Ford will cut up to 1,000 jobs at its electric vehicle plant in Cologne, Germany, as part of a restructuring effort aimed at adjusting production to sluggish demand for battery-powered cars in Europe. Operations will be reduced at the site from two daily shifts to a single one starting in January 2026.
The Cologne facility, where Ford invested $2 billion to transform it into an electric vehicle hub, currently builds the Explorer SUV and Capri crossover, both based on Volkswagen Group’s MEB platform.
But the company has struggled to sell enough of the models to keep the plant running at full capacity. The annual output potential of the factory is 250,000 cars, and the total workforce sits at 2,600. Apparently, the earlier production slowdown from November last year did not suffice.
Severance packages
Ford said the cuts would be carried out as much as possible through voluntary redundancies and buyouts. Discussions with unions are ongoing, and the final number of jobs to be eliminated will depend on these negotiations. The company promised to offer attractive severance packages to encourage employees to depart voluntarily.

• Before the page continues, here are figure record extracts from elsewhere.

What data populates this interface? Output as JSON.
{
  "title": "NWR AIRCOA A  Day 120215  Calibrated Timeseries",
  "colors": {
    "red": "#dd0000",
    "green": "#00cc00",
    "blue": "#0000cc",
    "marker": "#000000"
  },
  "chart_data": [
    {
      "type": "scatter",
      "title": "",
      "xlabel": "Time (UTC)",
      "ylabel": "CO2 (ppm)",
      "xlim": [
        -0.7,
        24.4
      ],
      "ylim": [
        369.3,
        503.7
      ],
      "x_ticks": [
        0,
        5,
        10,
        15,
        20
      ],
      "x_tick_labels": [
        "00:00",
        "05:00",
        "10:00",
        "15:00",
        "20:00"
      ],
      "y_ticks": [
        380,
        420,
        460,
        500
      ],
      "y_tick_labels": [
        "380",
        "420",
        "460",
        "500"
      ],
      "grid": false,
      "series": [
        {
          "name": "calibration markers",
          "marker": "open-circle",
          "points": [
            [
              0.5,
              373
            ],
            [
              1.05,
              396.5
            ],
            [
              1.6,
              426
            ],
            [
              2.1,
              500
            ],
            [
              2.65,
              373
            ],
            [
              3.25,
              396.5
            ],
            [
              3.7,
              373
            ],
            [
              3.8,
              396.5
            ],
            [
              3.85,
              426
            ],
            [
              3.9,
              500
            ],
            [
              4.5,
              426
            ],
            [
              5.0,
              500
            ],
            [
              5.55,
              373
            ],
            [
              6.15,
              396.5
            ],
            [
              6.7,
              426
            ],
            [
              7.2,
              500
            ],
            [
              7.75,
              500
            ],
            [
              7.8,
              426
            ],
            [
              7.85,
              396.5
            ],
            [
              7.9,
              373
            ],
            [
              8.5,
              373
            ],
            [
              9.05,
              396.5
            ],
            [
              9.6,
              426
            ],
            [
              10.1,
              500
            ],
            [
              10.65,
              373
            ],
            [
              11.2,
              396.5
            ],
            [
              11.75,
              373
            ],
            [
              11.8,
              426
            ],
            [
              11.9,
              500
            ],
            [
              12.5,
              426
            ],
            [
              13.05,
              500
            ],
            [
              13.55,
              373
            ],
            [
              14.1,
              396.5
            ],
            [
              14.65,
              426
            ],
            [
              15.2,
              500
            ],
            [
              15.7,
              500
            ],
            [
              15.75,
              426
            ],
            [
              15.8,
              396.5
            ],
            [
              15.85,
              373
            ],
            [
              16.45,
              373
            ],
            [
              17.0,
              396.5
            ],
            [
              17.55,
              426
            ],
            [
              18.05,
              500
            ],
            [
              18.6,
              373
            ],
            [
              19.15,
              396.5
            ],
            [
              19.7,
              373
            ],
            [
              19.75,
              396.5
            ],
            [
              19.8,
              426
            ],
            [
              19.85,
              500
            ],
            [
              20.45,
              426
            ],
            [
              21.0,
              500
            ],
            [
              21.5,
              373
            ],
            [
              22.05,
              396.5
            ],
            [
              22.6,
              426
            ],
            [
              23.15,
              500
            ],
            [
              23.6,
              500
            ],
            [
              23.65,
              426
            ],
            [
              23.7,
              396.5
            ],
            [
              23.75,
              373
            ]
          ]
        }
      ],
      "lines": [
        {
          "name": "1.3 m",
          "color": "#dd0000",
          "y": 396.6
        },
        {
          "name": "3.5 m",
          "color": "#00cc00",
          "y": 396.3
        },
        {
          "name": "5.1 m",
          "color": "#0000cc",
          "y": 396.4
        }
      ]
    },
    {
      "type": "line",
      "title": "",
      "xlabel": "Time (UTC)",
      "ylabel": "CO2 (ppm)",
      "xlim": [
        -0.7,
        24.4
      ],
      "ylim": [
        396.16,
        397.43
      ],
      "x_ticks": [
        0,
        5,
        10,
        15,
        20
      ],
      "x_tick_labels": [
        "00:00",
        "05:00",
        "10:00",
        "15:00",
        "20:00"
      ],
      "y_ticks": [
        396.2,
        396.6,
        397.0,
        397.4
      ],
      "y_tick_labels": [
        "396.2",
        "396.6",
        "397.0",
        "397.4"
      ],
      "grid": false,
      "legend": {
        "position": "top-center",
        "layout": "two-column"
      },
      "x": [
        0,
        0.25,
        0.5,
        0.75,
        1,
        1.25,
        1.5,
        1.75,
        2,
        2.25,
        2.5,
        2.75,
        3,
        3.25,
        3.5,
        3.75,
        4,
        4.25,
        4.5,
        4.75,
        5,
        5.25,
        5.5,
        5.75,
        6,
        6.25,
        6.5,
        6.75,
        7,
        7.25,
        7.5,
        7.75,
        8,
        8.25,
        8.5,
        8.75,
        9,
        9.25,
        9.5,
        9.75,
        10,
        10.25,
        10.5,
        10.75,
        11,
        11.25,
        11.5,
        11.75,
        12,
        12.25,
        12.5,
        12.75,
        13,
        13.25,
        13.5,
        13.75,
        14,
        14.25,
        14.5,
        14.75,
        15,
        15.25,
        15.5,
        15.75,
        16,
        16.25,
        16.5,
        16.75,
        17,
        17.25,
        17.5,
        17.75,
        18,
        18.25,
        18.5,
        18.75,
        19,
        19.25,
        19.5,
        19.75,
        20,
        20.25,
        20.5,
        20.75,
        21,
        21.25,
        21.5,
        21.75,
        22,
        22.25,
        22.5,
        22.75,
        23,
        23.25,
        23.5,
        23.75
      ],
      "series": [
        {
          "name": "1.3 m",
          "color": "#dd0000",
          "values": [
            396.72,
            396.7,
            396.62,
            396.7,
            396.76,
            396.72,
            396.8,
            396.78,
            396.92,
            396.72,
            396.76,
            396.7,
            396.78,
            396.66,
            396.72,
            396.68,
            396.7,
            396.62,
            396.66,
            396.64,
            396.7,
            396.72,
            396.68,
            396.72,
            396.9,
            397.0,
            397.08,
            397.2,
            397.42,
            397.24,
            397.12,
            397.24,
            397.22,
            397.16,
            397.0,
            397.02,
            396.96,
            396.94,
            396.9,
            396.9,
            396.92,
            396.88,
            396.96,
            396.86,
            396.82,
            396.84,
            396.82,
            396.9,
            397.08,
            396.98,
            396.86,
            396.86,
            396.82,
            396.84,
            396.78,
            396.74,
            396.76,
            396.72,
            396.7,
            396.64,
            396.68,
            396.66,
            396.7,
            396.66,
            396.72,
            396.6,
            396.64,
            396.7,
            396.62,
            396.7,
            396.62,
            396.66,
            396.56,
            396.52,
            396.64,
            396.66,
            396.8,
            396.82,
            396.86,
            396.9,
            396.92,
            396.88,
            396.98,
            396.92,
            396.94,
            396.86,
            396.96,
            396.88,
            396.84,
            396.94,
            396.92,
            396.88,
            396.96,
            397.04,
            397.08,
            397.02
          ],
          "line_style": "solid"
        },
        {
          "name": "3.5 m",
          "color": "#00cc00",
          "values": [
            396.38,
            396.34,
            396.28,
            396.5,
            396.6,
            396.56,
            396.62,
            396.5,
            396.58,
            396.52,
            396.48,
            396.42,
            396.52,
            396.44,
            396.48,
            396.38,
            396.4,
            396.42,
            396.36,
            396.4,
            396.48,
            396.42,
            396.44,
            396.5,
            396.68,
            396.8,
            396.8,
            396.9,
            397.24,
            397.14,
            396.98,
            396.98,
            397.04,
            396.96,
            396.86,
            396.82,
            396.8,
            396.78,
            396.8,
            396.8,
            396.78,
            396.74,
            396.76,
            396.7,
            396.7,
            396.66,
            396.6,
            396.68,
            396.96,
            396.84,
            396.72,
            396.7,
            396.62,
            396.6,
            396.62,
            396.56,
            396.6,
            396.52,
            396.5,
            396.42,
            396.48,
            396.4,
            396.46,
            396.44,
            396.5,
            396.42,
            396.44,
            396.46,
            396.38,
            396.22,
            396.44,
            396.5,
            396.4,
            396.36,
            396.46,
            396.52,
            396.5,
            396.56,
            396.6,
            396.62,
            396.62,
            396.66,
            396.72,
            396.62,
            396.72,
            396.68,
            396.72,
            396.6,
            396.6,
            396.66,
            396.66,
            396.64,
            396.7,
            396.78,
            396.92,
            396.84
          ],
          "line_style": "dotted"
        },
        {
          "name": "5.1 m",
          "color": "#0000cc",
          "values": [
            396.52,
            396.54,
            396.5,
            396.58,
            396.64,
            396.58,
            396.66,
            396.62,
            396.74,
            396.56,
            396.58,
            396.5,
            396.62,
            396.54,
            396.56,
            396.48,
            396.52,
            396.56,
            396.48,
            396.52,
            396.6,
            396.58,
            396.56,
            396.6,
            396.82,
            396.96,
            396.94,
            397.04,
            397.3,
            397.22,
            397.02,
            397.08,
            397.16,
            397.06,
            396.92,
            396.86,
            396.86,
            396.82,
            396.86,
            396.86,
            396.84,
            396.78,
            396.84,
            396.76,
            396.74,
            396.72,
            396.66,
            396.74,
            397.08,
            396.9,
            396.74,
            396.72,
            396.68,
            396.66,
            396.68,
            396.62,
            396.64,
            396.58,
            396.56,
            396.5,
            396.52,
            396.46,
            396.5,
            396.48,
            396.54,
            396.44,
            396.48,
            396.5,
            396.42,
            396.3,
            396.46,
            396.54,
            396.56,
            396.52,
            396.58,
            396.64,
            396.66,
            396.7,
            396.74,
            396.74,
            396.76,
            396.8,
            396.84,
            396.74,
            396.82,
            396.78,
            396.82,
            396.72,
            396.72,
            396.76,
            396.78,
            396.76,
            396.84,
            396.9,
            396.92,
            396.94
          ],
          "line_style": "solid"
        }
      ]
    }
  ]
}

This latest round of reductions comes on top of a significant restructuring plan unveiled in late 2024, when Ford announced it would cut around 4,000 jobs across Europe, including 2,900 in Germany, by 2027.
The Cologne plant, one of Ford’s most important European sites, has already seen significant upheaval, including the end of Fiesta hatchback production and a historic first strike earlier this year over cost-cutting measures.
If both rounds of layoffs are completed, Ford’s Cologne workforce (not only the factory but also HQ) will decline to about 7,600 employees, compared with roughly 12,000 last year and 20,000 five years ago. Another German production facility, in Saarlouis, is slated for complete closure.
Long-term future
The news of the deeper cut in the case of the unions questioning the long-term future of the Cologne plant is also noteworthy. That would be grim for current factory director, the Flemish managar Vic Daenen, facing the same fate twice.
Daenen was the last director of the Belgian site in Genk when Ford decided to wind down operations in 2014. Still, Ford has continued to back its German operations financially. In March, the company pledged up to €4.4 billion in extra capital, underscoring its commitment to Cologne despite current headwinds.
While sales of electric cars continue to grow all over Europe, they are expanding at a slower pace than forecasts had predicted. Ford cites this weaker-than-expected demand, noting that government subsidies in markets such as Germany have been reduced or withdrawn, further dampening consumer appetite.
Competition is also intensifying. Ford’s EVs built in Cologne must contend not only with the ID models from Volkswagen, which earns money by licensing the MEB technology to Ford, but also with an increase in Chinese brands making inroads in the European market.
No detailed decision
Earlier, Ford had already tried to respond to these unfavorable market trends. The car maker announced that it would cut its planned annual investment in fully electric vehicles from 40 percent to 30 percent, redirecting more resources toward hybrid models, which are experiencing a revival on the continent.
With Ford’s market share in Europe at just 3.3 percent and sales growth this year lagging at less than one percent, the cuts can only be regarded as a sign of the brand’s struggle to gain traction in the European EV sector. For workers in Cologne, however, the uncertainty remains acute, with clarity on which departments will bear the brunt of the reductions still to come.